A regular triangular pyramid ABCD is given. Vertex A is removed from the straight line ВС at a distance of √3

A regular triangular pyramid ABCD is given. Vertex A is removed from the straight line ВС at a distance of √3, and from the base plane BCD at a distance of √2. Find the volume of the pyramid ABCD.
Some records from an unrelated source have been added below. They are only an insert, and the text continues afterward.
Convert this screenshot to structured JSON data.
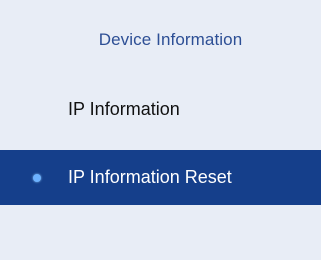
{
  "panel": {
    "header": "Device Information",
    "items": [
      {
        "label": "IP Information",
        "active": false
      },
      {
        "label": "IP Information Reset",
        "active": true
      }
    ]
  },
  "colors": {
    "panel_background": "#e8edf6",
    "header_text": "#2d4f95",
    "active_background": "#153f8b",
    "active_text": "#ffffff",
    "inactive_text": "#111111",
    "bullet": "#6db2ff"
  },
  "icons": {
    "active_marker": "bullet-dot-icon"
  }
}
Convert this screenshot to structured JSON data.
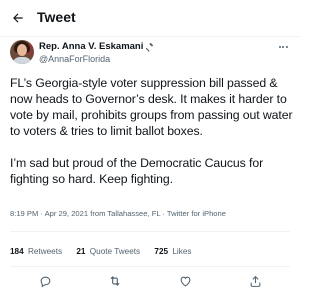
{
  "header": {
    "title": "Tweet"
  },
  "author": {
    "name": "Rep. Anna V. Eskamani",
    "handle": "@AnnaForFlorida"
  },
  "tweet": {
    "paragraphs": [
      "FL’s Georgia-style voter suppression bill passed & now heads to Governor’s desk. It makes it harder to vote by mail, prohibits groups from passing out water to voters & tries to limit ballot boxes.",
      "I’m sad but proud of the Democratic Caucus for fighting so hard. Keep fighting."
    ],
    "meta": "8:19 PM · Apr 29, 2021 from Tallahassee, FL · Twitter for iPhone"
  },
  "stats": {
    "retweets": {
      "count": "184",
      "label": "Retweets"
    },
    "quotes": {
      "count": "21",
      "label": "Quote Tweets"
    },
    "likes": {
      "count": "725",
      "label": "Likes"
    }
  },
  "colors": {
    "text": "#0f1419",
    "secondary": "#536471",
    "divider": "#eff3f4",
    "accent": "#1d9bf0"
  },
  "icons": [
    "back-arrow-icon",
    "gavel-icon",
    "more-icon",
    "reply-icon",
    "retweet-icon",
    "like-icon",
    "share-icon"
  ]
}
Since the pyramid is regular, the BCD triangle is equilateral, then the height AO passes through the point of intersection of heights, which at point O are divided in the ratio 2/1.

DO = 2 * HO.

From the right-angled triangle AOH, by the Pythagorean theorem, we determine the length of the leg OH.

OH ^ 2 = AH ^ 2 – AO ^ 2 = 3 – 2 = 1.

OH = 1 cm.Then DO = 2 * 1 = 2 cm, and DH = DO + HO = 2 + 1 = 3 cm.

We define the side of the triangle ВСD through the height DH.

DН = ВС * √3 / 2.

ВС = 2 * DH / √3 = 2 * 3 / √3 = 6 / √3 = 2 * √3 cm.

Determine the area of ​​the base of the pyramid.

Sbn = ВС * DH / 2 = 2 * √3 * 3/2 = 3 * √3 cm2.

Let’s define the volume of the pyramid.

V = S main * AO / 3 = 3 * √3 * √2 / 3 = √6 cm3.

Answer: The volume of the pyramid is √6 cm3.